Some traders suggested it could have been a technical error, while others said it could have been due to an interest rate hedge for a corporate bond issue. Reuters could not verify the cause of the move.
One U.S. rates trader said the sudden surge in yields may have been due to a "fat finger" mistake, or an unintentional typing or input error in the futures market. U.S. Treasury yields on two-year notes to 30-year bonds jumped, caused by what could have been massive selling in the futures market, analysts said.
Tom di Galoma, managing director of rates and trading at Mischler Financial in Park City, Utah, said there was market speculation that someone sold 80,000 contracts in 10-year bond futures, after intending to sell 8,000, after which the trade was speculated to be canceled.

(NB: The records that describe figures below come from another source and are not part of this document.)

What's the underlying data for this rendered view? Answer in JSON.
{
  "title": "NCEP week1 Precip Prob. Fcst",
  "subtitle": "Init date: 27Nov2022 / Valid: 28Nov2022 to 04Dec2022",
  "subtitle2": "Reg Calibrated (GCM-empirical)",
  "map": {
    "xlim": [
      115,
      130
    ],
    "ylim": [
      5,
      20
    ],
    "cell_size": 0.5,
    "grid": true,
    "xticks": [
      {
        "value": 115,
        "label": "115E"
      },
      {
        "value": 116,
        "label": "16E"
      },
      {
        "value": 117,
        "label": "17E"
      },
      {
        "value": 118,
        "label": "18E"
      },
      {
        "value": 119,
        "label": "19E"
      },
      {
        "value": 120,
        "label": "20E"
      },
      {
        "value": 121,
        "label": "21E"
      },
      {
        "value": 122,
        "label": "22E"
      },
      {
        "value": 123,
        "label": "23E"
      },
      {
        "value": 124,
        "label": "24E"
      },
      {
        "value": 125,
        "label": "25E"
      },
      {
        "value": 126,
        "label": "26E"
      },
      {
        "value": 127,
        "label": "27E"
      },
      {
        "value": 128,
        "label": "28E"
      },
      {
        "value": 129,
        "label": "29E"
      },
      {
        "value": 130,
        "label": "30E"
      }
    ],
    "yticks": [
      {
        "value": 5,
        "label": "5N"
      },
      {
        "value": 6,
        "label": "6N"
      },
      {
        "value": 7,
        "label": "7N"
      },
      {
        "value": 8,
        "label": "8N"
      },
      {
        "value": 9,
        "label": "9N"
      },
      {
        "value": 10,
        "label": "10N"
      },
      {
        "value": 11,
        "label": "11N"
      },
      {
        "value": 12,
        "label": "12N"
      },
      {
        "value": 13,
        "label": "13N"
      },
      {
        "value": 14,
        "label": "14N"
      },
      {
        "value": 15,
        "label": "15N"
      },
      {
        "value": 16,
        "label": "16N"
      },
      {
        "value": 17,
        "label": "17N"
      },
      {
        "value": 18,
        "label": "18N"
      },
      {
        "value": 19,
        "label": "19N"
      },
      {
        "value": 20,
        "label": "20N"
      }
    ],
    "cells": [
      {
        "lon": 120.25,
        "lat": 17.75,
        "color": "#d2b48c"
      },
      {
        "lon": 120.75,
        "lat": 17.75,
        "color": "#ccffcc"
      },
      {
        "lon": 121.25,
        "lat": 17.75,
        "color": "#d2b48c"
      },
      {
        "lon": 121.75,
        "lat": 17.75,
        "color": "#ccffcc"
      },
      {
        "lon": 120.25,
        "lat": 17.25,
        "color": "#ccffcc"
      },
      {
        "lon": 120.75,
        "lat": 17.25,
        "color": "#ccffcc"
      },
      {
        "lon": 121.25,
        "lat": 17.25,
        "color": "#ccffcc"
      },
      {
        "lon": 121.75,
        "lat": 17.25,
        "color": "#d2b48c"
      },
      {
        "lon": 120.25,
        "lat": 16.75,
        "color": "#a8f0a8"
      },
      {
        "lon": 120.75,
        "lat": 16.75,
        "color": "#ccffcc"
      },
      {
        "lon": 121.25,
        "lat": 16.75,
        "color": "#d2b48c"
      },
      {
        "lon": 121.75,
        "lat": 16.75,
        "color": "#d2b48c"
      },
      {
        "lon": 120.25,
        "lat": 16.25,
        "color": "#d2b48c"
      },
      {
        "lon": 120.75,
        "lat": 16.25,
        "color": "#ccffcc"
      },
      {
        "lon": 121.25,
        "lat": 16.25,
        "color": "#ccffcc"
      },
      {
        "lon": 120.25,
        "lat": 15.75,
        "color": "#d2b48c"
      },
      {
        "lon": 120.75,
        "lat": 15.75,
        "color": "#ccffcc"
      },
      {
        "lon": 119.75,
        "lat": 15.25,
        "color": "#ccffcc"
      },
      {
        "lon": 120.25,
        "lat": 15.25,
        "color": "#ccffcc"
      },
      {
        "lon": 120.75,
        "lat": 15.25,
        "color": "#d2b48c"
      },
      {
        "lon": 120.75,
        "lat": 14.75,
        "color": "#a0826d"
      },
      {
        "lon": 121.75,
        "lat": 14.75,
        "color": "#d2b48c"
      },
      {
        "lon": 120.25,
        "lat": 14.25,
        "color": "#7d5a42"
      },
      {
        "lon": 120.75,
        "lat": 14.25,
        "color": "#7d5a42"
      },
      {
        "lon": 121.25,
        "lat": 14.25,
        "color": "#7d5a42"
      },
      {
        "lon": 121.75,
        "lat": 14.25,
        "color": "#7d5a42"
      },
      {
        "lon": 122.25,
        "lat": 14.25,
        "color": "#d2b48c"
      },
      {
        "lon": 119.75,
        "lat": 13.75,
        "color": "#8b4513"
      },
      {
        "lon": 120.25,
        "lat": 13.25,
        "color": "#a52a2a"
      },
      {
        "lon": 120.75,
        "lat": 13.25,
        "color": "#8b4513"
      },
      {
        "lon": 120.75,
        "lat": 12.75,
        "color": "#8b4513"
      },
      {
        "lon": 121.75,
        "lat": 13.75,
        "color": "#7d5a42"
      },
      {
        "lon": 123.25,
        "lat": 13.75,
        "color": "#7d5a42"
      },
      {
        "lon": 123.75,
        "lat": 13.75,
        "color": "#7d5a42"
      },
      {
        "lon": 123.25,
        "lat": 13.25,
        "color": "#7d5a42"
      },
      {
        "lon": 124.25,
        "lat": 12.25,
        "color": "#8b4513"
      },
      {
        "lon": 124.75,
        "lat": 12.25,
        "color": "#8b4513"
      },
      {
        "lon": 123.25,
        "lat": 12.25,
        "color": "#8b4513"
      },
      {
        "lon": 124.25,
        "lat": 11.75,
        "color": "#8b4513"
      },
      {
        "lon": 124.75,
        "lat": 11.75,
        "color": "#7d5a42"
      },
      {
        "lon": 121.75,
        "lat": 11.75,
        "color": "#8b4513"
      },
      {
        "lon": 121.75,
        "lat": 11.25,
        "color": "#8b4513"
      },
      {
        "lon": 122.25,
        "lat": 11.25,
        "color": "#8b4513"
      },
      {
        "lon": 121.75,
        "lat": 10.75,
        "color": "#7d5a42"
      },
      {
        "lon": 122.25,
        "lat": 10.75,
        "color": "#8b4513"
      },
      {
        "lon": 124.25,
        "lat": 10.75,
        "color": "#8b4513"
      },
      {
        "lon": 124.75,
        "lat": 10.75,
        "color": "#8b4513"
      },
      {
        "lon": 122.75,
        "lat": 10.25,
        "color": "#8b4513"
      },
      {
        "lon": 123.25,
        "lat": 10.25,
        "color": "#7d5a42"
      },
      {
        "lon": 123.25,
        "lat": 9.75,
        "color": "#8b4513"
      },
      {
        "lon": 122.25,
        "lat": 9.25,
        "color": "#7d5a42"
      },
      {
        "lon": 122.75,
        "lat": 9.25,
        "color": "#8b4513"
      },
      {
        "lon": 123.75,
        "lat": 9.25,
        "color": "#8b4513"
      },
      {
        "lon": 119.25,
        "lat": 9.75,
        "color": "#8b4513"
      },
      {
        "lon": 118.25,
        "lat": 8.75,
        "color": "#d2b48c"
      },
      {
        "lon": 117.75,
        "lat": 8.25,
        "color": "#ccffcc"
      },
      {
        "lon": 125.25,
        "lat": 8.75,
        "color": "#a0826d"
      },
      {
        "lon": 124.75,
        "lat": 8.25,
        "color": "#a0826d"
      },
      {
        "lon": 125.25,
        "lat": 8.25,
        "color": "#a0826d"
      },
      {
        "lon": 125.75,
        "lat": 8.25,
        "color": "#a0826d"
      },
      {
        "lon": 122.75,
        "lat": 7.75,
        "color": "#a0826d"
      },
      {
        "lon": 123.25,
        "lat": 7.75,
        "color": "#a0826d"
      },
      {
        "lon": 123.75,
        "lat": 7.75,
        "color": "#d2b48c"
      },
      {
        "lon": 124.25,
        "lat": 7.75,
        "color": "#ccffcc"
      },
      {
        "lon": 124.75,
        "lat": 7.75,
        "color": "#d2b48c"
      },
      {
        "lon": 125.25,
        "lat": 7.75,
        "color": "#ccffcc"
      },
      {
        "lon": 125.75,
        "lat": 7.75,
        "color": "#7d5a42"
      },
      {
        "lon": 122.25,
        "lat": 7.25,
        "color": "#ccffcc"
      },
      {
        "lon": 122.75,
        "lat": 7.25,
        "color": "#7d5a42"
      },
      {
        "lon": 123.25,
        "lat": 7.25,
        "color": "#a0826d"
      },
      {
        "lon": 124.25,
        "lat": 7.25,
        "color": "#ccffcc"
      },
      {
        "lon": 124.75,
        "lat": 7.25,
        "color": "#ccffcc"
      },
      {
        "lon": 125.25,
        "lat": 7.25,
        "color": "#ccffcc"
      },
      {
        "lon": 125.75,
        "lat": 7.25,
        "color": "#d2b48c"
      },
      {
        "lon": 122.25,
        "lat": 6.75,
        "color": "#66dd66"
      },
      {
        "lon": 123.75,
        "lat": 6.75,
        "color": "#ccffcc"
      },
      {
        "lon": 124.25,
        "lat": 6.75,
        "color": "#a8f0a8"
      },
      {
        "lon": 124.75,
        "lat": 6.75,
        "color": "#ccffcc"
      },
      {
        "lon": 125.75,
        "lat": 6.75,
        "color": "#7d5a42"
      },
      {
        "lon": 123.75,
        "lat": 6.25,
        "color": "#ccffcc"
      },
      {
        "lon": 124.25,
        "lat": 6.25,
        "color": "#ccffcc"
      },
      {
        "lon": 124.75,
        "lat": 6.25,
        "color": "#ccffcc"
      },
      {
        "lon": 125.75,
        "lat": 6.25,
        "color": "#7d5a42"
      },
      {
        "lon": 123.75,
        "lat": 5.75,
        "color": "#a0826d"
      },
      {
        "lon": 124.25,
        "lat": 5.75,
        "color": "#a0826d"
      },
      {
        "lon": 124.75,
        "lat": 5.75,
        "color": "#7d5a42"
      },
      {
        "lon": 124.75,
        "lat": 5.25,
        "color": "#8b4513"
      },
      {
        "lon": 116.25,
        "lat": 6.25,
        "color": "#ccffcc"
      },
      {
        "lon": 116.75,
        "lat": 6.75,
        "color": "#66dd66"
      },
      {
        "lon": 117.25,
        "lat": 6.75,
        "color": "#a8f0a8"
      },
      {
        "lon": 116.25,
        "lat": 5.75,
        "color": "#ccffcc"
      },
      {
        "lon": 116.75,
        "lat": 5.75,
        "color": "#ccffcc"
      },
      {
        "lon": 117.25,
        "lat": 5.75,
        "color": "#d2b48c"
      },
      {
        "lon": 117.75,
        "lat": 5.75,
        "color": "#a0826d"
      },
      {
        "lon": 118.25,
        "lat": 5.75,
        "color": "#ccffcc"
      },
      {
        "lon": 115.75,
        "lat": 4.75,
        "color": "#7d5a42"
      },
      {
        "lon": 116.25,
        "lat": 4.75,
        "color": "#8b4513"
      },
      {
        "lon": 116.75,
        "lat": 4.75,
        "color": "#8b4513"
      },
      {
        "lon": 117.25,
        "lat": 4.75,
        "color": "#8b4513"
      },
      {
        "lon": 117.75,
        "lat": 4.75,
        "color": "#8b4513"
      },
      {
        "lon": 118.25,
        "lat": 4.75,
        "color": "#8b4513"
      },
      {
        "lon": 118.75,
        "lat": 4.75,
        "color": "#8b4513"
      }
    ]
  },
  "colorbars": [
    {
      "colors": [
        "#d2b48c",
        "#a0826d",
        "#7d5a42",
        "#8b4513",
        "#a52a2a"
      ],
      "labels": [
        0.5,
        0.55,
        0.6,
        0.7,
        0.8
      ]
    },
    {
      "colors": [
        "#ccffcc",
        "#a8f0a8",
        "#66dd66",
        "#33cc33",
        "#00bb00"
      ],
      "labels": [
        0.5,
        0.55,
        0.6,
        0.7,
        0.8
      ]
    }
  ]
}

"Selling of 80,000 in 10-year futures is massive. It's like 20 times the size of a normal transaction," di Galoma said, noting that the average size of 10-year future sales is about 5,000 contracts with a maximum of around 20,000 contracts.
He estimated that the sale of 80,000 contracts was equivalent to between $8 billion to $10 billion, a large sum for one transaction in the $27 trillion U.S. Treasury market.
As a result, the U.S. 10-year yield jumped to 4.282% US10YT=RR, from 4.225% or a six basis-point rise in five minutes. That was a sharp increase in that time span given the Treasury market is in a low volatility environment.
A U.S. rate strategist, however, speculated that the spike could be attributed to a "rate lock" going through ahead of a corporate bond issue. Wall Street dealers typically look to lock in borrowing costs for these deals that they underwrite. As part of that process, a dealer sells Treasuries or Treasury futures as a hedge to lock in the borrowing cost on the bond issue before the deal is completed.
The episode happened as dealers and hedge funds began hedging for Wednesday's $42 billion 10-year Treasury note auction. The auction was poorly-received and this late morning incident in the futures market could have contributed to the weak outcome.
"We did have volatility early in the day when we had that big spike due to a large selling in the futures market," said Jan Nevruzi, U.S. rates strategist at TD Securities in New York.
He added that might have caused buyers to pull back at the auction.
BMO in a research note said Wednesday was typical of an August trading session, "low volumes with a midday selloff that triggered more questions than answers."